Tatarabuelo Nicolás hadn’t been much of a husband and even less of a parent due to his love of the bottle, but his death enshrined him in our family. Originally hired to cut cane, he was ordered to help in the Central’s boiler. Drinking cheap rum wasn’t much of a problem out in the fields. Inside, using a heavy pole to stir simmering cane juice while perched on a swaying catwalk, was a different story.
Minutes before the whistle sounded, he toppled over, head-first.
The Colossus ground to a halt for a week as they fished him out. The warm brown of his skin had been leached away, replaced by a ghastly white. Worse, as his family later found out, his corpse had been candied. Much to their horror, his funeral was interrupted when, like clouds darkening the sky, bees descended to swarm the casket.

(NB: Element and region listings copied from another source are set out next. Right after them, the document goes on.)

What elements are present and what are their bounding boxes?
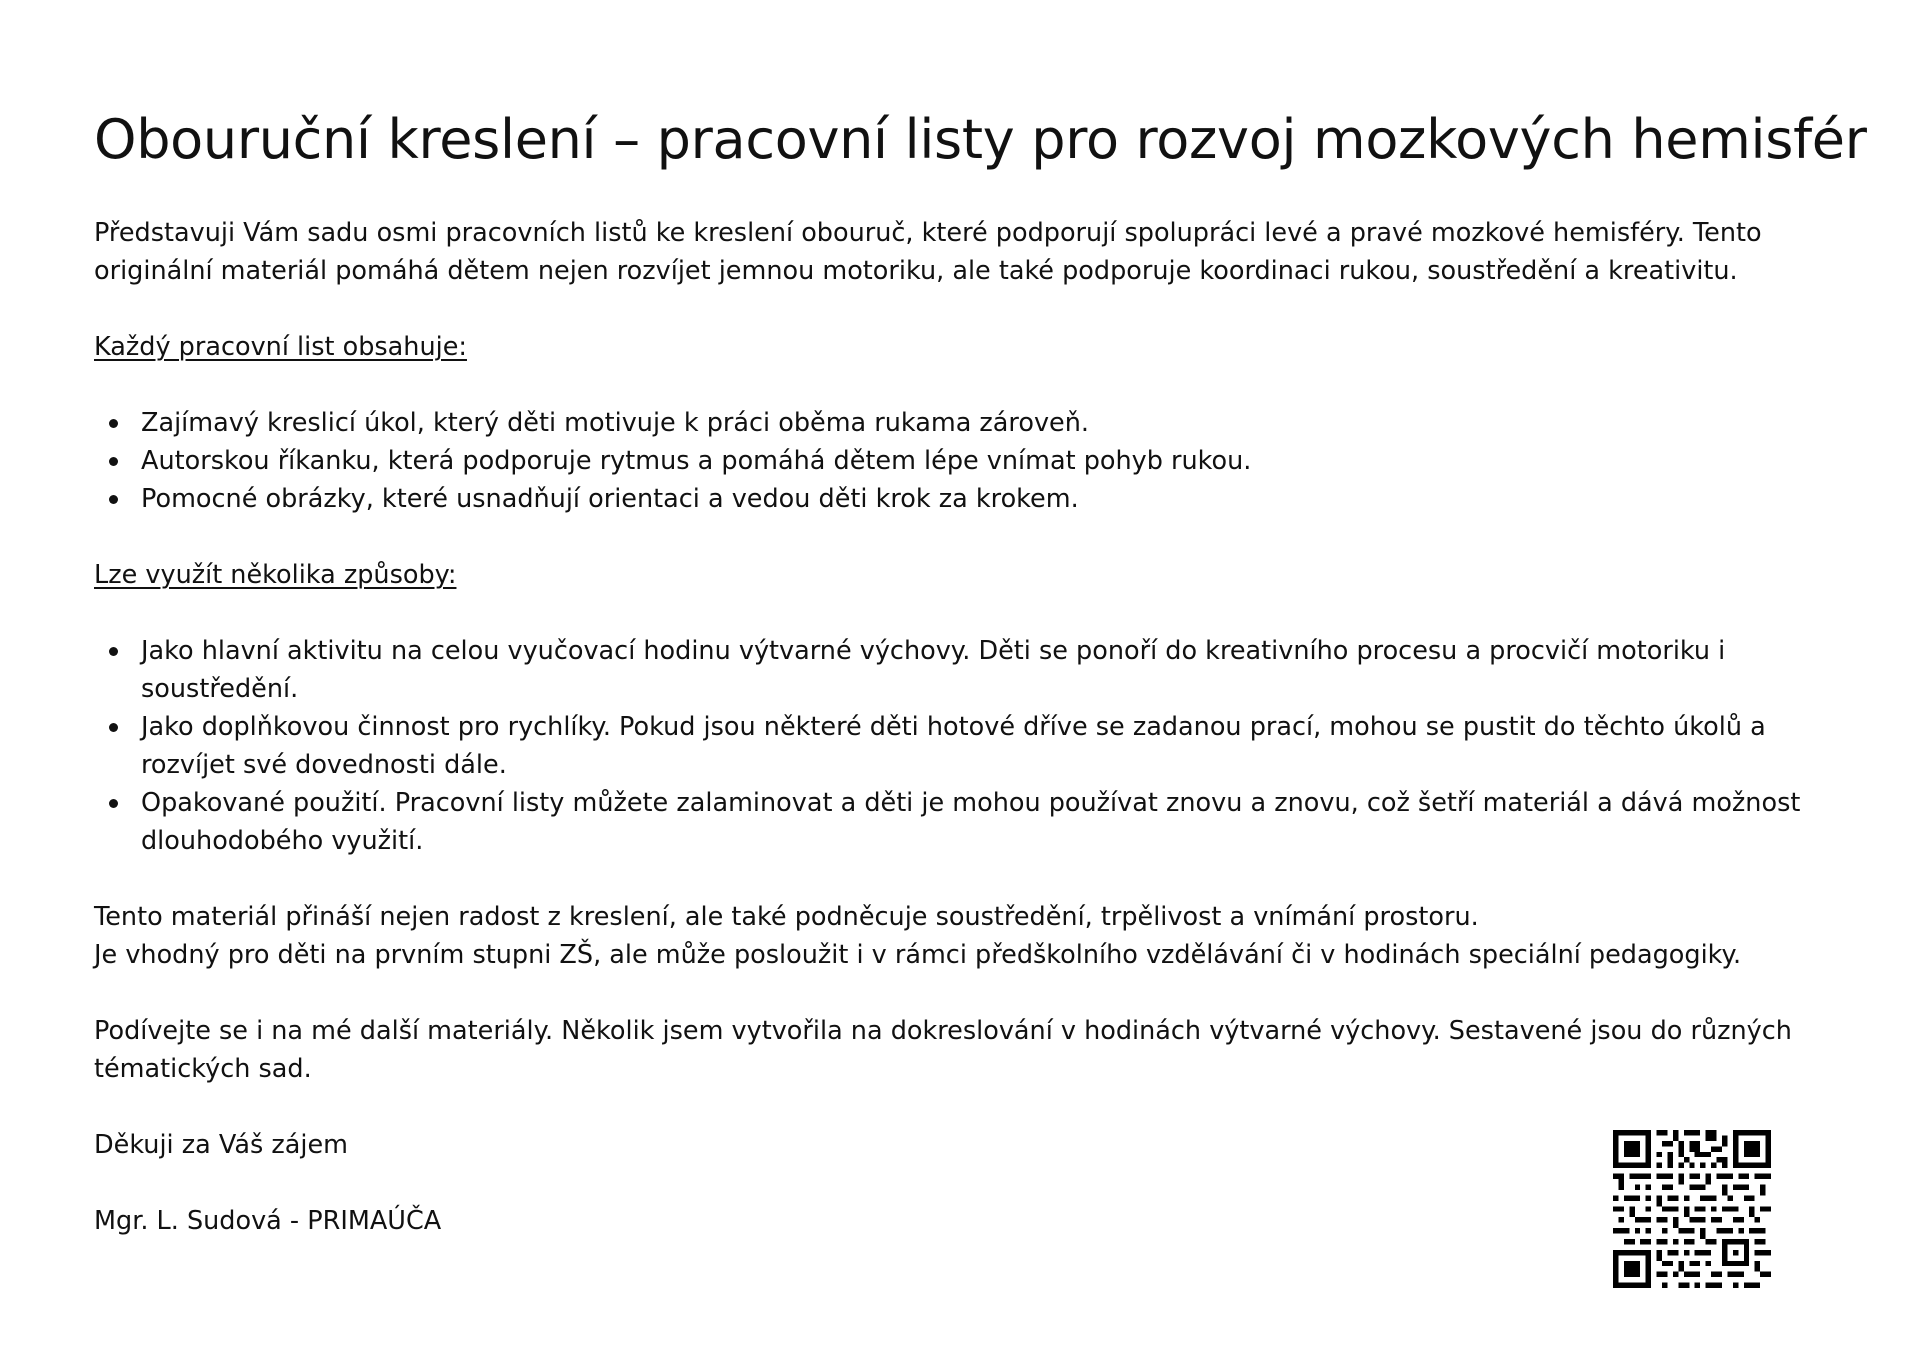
summary-line-2: Je vhodný pro děti na prvním stupni ZŠ, ale může posloužit i v rámci předškolního vzdělávání či v hodinách speciální pedagogiky. — [94, 940, 1742, 970]
list-item: Zajímavý kreslicí úkol, který děti motivuje k práci oběma rukama zároveň. — [94, 404, 1834, 442]
list-item: Autorskou říkanku, která podporuje rytmus a pomáhá dětem lépe vnímat pohyb rukou. — [94, 442, 1834, 480]
section-heading-uses-text: Lze využít několika způsoby: — [94, 560, 457, 590]
page-title: Obouruční kreslení – pracovní listy pro rozvoj mozkových hemisfér — [94, 108, 1867, 171]
section-heading-uses — [94, 556, 1834, 594]
more-materials-paragraph: Podívejte se i na mé další materiály. Několik jsem vytvořila na dokreslování v hodinách výtvarné výchovy. Sestavené jsou do různých tématických sad. — [94, 1016, 1792, 1084]
list-item: Pomocné obrázky, které usnadňují orientaci a vedou děti krok za krokem. — [94, 480, 1834, 518]
intro-paragraph: Představuji Vám sadu osmi pracovních listů ke kreslení obouruč, které podporují spolupráci levé a pravé mozkové hemisféry. Tento originální materiál pomáhá dětem nejen rozvíjet jemnou motoriku, ale také podporuje koordinaci rukou, soustředění a kreativitu. — [94, 218, 1762, 286]
author-signature: Mgr. L. Sudová - PRIMAÚČA — [94, 1206, 442, 1236]
thanks-line: Děkuji za Váš zájem — [94, 1130, 348, 1160]
list-item: Jako doplňkovou činnost pro rychlíky. Pokud jsou některé děti hotové dříve se zadanou prací, mohou se pustit do těchto úkolů a rozvíjet své dovednosti dále. — [94, 708, 1834, 784]
summary-line-1: Tento materiál přináší nejen radost z kreslení, ale také podněcuje soustředění, trpělivost a vnímání prostoru. — [94, 902, 1479, 932]
list-item: Jako hlavní aktivitu na celou vyučovací hodinu výtvarné výchovy. Děti se ponoří do kreativního procesu a procvičí motoriku i soustředění. — [94, 632, 1834, 708]
section-heading-contents — [94, 328, 1834, 366]
qr-code-icon[interactable] — [1613, 1130, 1771, 1288]
list-item: Opakované použití. Pracovní listy můžete zalaminovat a děti je mohou používat znovu a znovu, což šetří materiál a dává možnost dlouhodobého využití. — [94, 784, 1834, 860]
contents-list — [94, 404, 1834, 518]
uses-list — [94, 632, 1834, 860]
summary-paragraph — [94, 898, 1834, 974]
section-heading-contents-text: Každý pracovní list obsahuje: — [94, 332, 467, 362]
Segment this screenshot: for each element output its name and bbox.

The priest in attendance was said to have called upon the divine to smite them.
The last anyone saw of the priest were his black robes flapping in the distance as he attempted to fend off the swarm.
The rumors began immediately that Nicolás did not rest easy in his grave. His former co-workers talked in low whispers about a curse—at least whenever the boss had his back turned. It was the priest’s fault. He should’ve performed the mass correctly. That they hadn’t been at the funeral that day didn’t stop them from believing this, of course.
Months after the accident, workers tasked with stirring the same vats that had claimed his life said they felt Nicolás behind them. One or two workers swore his cold, sticky hands had tried to push them in as well.
Years later, one of our distant cousins who’d moved to Connecticut for work came back with a story about an old spook. When children spooned sugar into their tea, they’d chant ojos golositos three times over their cups. If they’d done it right, they saw a ghastly figure instead of their own reflections – someone who looked like a sugar cube left out in the sun.
When asked, the children admitted that ojos golositos wasn’t very scary. For one, he never did anything. He didn’t even make their tea taste weird or gross. It was sad. They felt sorry for him.
It was as if our great-great-great-great-grandfather’s ghost was pulled and pulled until, not content with haunting locally, he went global. Stretched as far as the sugar trade itself.
Until depreciation sets in, sugar stops making the Central money, and it’s abandoned. Now it’s a heap of bricks and a smokestack about to fall over, and among the ruins the diminished ghost of Nicolás, of ojos golositos, walks alone.